[Info-vax] OpenSSL CSWS-2.2-1
Stephen Hoffman
seaohveh at hoffmanlabs.invalid
Fri Mar 15 17:09:23 EDT 2019
On 2019-03-15 19:45:54 +0000, Dave Froble said:
> You present a case that doesn't exist. VMS works for us.
>
> Really, what might be a possible replacement? Don't forget that 40
> years of business logic. That is a critical part. Other vendors have
> tried to compete. None came close.
>
> Some might blithely say "port elsewhere". None seem to consider the
> cost, both monetarily, and in mistakes that are sure to occur.
>
> We on the other hand must consider such. We have done so. We don't
> want to think of doing such a potentially disastrous and costly thing,
> to end up with at best, what already exists. At best, most likely less.
>
> Now, if you wish to actually consider the ramifications of what you
> propose, before doing the proposing, that might be wise.

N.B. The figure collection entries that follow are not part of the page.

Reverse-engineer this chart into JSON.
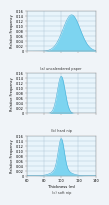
{
  "titles": [
    "(a) uncalendered paper",
    "(b) hard nip",
    "(c) soft nip"
  ],
  "xlabel": "Thickness (m)",
  "ylabel": "Relative Frequency",
  "xlim": [
    60,
    140
  ],
  "xticks": [
    60,
    80,
    100,
    120,
    140
  ],
  "xticklabels": [
    "60",
    "80",
    "100",
    "120",
    "140"
  ],
  "ylim": [
    0,
    0.16
  ],
  "yticks": [
    0.0,
    0.02,
    0.04,
    0.06,
    0.08,
    0.1,
    0.12,
    0.14,
    0.16
  ],
  "yticklabels": [
    "0",
    "0.02",
    "0.04",
    "0.06",
    "0.08",
    "0.10",
    "0.12",
    "0.14",
    "0.16"
  ],
  "bar_color": "#7dd4f0",
  "bar_edge_color": "#4ab0d8",
  "panel_means": [
    112,
    100,
    100
  ],
  "panel_stds": [
    10,
    4.5,
    3.5
  ],
  "panel3_wide_std": 9,
  "panel3_wide_weight": 0.35,
  "panel3_narrow_weight": 0.65,
  "bg_color": "#f0f4f8",
  "plot_bg": "#e8f4fb",
  "grid_color": "#b0c8d8",
  "spine_color": "#888888"
}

As you quite correctly state, re-hosting and wholesale rewriting can be
(and variously will be) difficult for an incumbent provider with an
installed base. Incremental migration or incremental refactoring
(usually) being the most viable path.
Remember too to ponder whether a new competitor might be able to sell
at a lower price, with a different approach, with different tooling, or
a different platform. If a business isn't looking to undercut itself
and its own products and to attract new, somebody else can be. If
(when?) a "cheaper, and good enough" competitor appears, it can well be
too late for an incumbent.
As for OpenVMS and SSL and this particular comp.os.vms newsgroup
thread, Apache and a whole chain of other packages including SSL and
certificates and a password store should all have been fully integrated
into the base distro a decade ago. Trade-offs and assumptions and
expectations can and do change. What worked for a single-core VAX with
456 MB disks and 8 MB of RAM can be an entirely wrong trade-off when
desktops and low-end servers routinely operate with 16 or more cores,
64 GB of RAM, and a few dozen terabytes of SSD. And worse, as fast,
byte-addressable, persistent memory continues to arrive. And app
development tools on OpenVMS are weak, in the most charitable of terms.
Why do I mention this? Because this makes app development on OpenVMS
more tedious, more difficult, and variously more expensive.
There are always trade-offs with products and product updates and
pricing. Some management decisions will pay off. Some won't.